Plants may power planes in the future
Plants May Power Planes In The Future Through Biofuels. Biofuels may be a low-cost and environment-friendly alternative to costly jet fuel, according to scientists who have developed a new technology to transform lignocellulosic biomass into an aviation fuel surrogate.
Washington: Biofuels may be a low-cost and environment-friendly alternative to costly jet fuel, according to scientists who have developed a new technology to transform lignocellulosic biomass into an aviation fuel surrogate.
A key challenge in the biofuels landscape is to get more advanced biofuels – fuels other than corn ethanol and vegetable oil-based biodiesel – into the transportation pool, researchers said.
A multi-university team lead by George Huber, Professor of Chemical and Biological Engineering at the University of Wisconsin-Madison, has now developed a technology designed to transform lignocellulosic biomass into a jet fuel surrogate via catalytic chemistry.

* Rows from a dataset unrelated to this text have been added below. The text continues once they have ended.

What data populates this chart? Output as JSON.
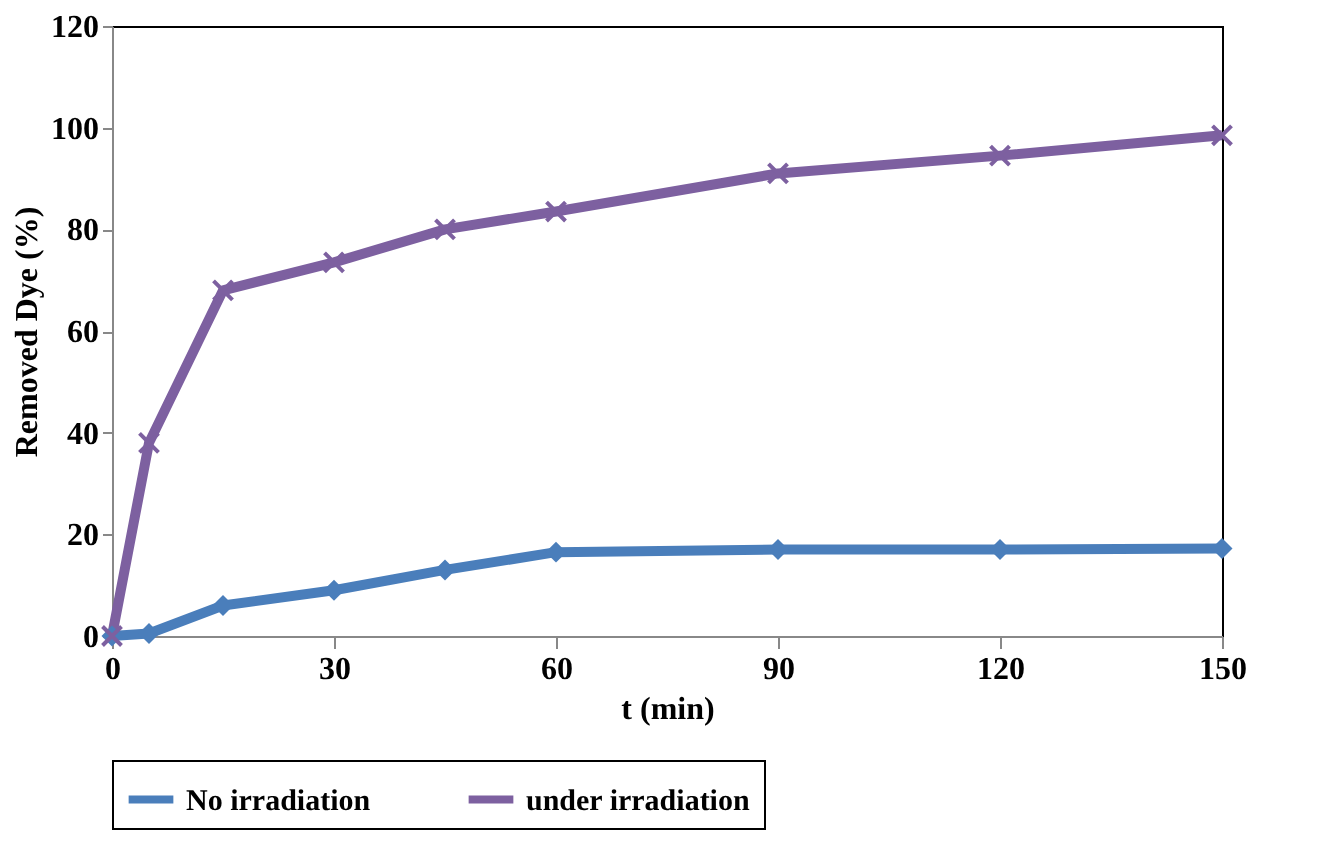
{
  "chart_data": {
    "type": "line",
    "xlabel": "t (min)",
    "ylabel": "Removed Dye (%)",
    "x": [
      0,
      5,
      15,
      30,
      45,
      60,
      90,
      120,
      150
    ],
    "series": [
      {
        "name": "No irradiation",
        "color": "#4a7ebb",
        "marker": "diamond",
        "values": [
          0,
          0.5,
          6,
          9,
          13,
          16.5,
          17,
          17,
          17.2
        ]
      },
      {
        "name": "under irradiation",
        "color": "#7d60a0",
        "marker": "cross",
        "values": [
          0,
          38,
          68,
          73.5,
          80,
          83.5,
          91,
          94.5,
          98.5
        ]
      }
    ],
    "xlim": [
      0,
      150
    ],
    "xticks": [
      0,
      30,
      60,
      90,
      120,
      150
    ],
    "ylim": [
      0,
      120
    ],
    "yticks": [
      0,
      20,
      40,
      60,
      80,
      100,
      120
    ],
    "grid": false,
    "legend": "bottom",
    "line_style": "solid"
  }
}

This promising approach highlights the versatility of lignocellulose as a feedstock, researchers said. Lignocellulosic biomass is an abundant natural resource that includes inedible portions of food crops as well as grasses, trees, and other “woody” biomass. Lignocellulose can be processed to yield various transportation fuels and commodity chemicals; however, current strategies are not generally cost-competitive with petroleum.
Huber’s team has now presented a comprehensive approach towards streamlining biomass processing for the production of aviation fuels. The proposed technology hinges on efficient production of furfural and levulinic acid from sugars that are commonly present in lignocellulosic biomass.
These two compounds are then transformed into a mixture of chemicals that are indistinguishable from the primary components of petroleum – derived aviation fuels. “Economic analysis suggests that, based on the current state of the technology, jet fuel-range hydrocarbons could be produced at a minimum selling price of USD 4.75 per gallon,” researchers said.
The work also identifies primary cost drivers and suggests that increasing efficiency in wastewater treatment and decreasing catalyst costs could reduce that amount to USD 2.88 per gallon.
The study was published in the journal Energy & Environmental Science.